Mehrere Länder, darunter Baden-Württemberg, Hessen und Niedersachsen, hatten sich Ende Juni gegen das von Bundesregierung und Bundestag verabschiedete Gesetz gesperrt. Sie verlangen mehr Unterstützung des Bundes, insbesondere bei der Finanzierung von Personal- und Betriebskosten. Jahrelang hatten SPD und Union über das Thema Ganztag gestritten, zudem sind die Voraussetzungen in den Bundesländern sehr unterschiedlich. Insbesondere westdeutsche Flächenländer haben großen Aufholbedarf beim Ausbau von Ganztagsangeboten an Grundschulen.  

Winfried Kretschmann (Grüne), Ministerpräsident von Baden-Württemberg, bildet die Speerspitze des Widerstandes gegen das bisherige Gesetz.  „Wir müssen beim Ausbau der Ganztagsplätze richtig Gas geben“, sagte Kretschmann Ende Juli der Deutschen Presse-Agentur. „Aber wenn der Bund einen Rechtsanspruch formuliert, muss er sich auch um die Frage kümmern, wer die Lasten dieses Rechtsanspruchs trägt, also wer zahlt.“ Ein Rechtsanspruch sei einklagbar, der müsse deshalb finanziell unterfüttert sein. Sonst dürfe man ihn nicht in die Welt setzen, so Kretschmann.

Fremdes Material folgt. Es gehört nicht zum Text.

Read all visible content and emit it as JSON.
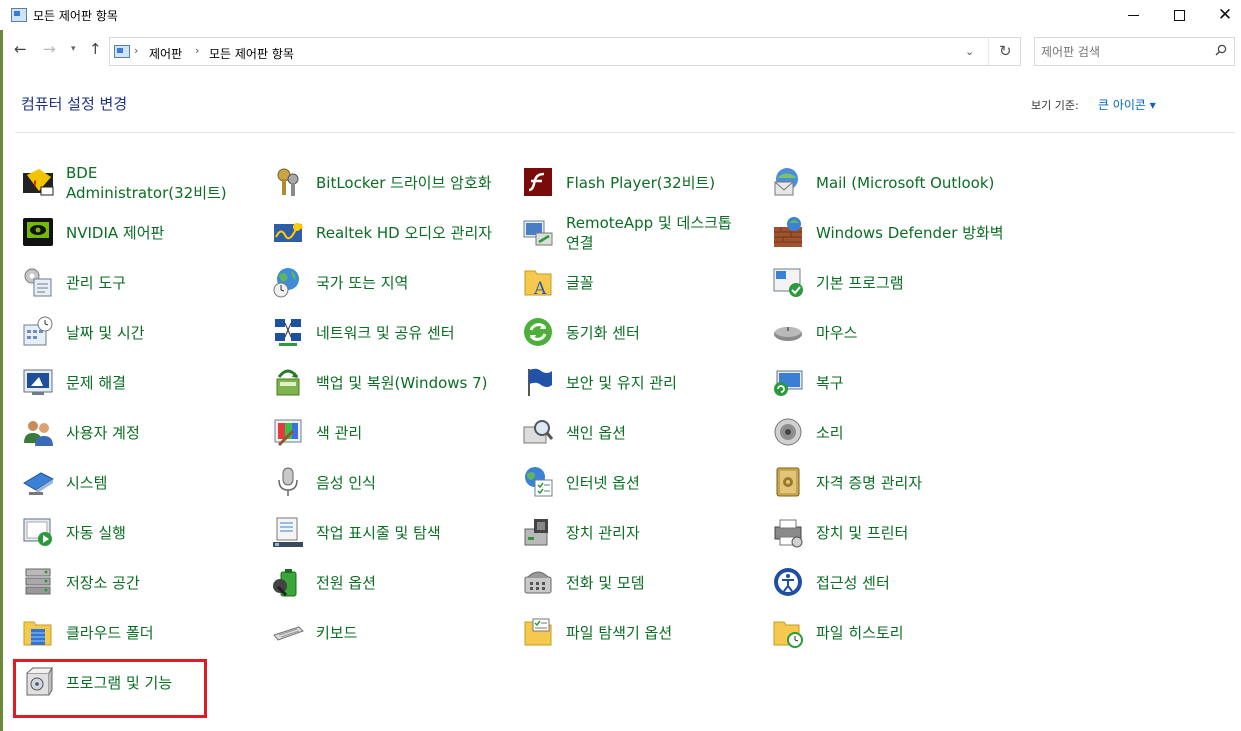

Bislang sieht das Gesetz vor, dass ab 2026 alle Kinder im Grundschulalter einen Rechtsanspruch auf Ganztagsbetreuung haben sollen, wobei ein stufenweiser Ausbau vorgesehen ist. Die Länder hatten das Inkrafttreten bereits um ein Jahr nach hinten verhandelt. Außerdem gibt der Bund 3,5 Milliarden Euro für Investitionen und jährlich knapp eine weitere Milliarde für Betriebskosten. Einige Länder wie Baden-Württemberg rechnen jedoch mit deutlich höheren Kosten. Und auch aus dem Osten kommt Kritik. „In Sachsen ist der Rechtsanspruch auf Ganztagsbetreuung praktisch schon Realität“, teilte ein Sprecher von Kultusminister Christian Piwarz (CDU) mit. „Wir benötigen weniger Ausbau in Quantität, sondern wir wollen mehr Ausbau in die Qualität schon bestehender Ganztagsplätze. So wie das Gesetz derzeit jedoch aussieht, wären ostdeutsche Länder benachteiligt.“

Das Problem beim Verfahren: Um den Rechtsanspruch überhaupt noch retten zu können, muss eine Lösung bis zum 7. September stehen. Dann tagt der Bundestag zum letzten Mal in dieser Legislaturperiode. Der Vermittlungsausschuss, der zwischen Bundesrat und Bundestag zu einem Kompromiss finden soll, muss spätestens am 3. September tagen und das fertige Konzept an den Bundestag zurückspielen. Stieße das bei den Koalitionsfraktionen auf Zustimmung, könnte der Bundesrat am 17. September einen Haken dranmachen. Gelingt das nicht, wäre das Gesetz in dieser Wahlperiode gescheitert.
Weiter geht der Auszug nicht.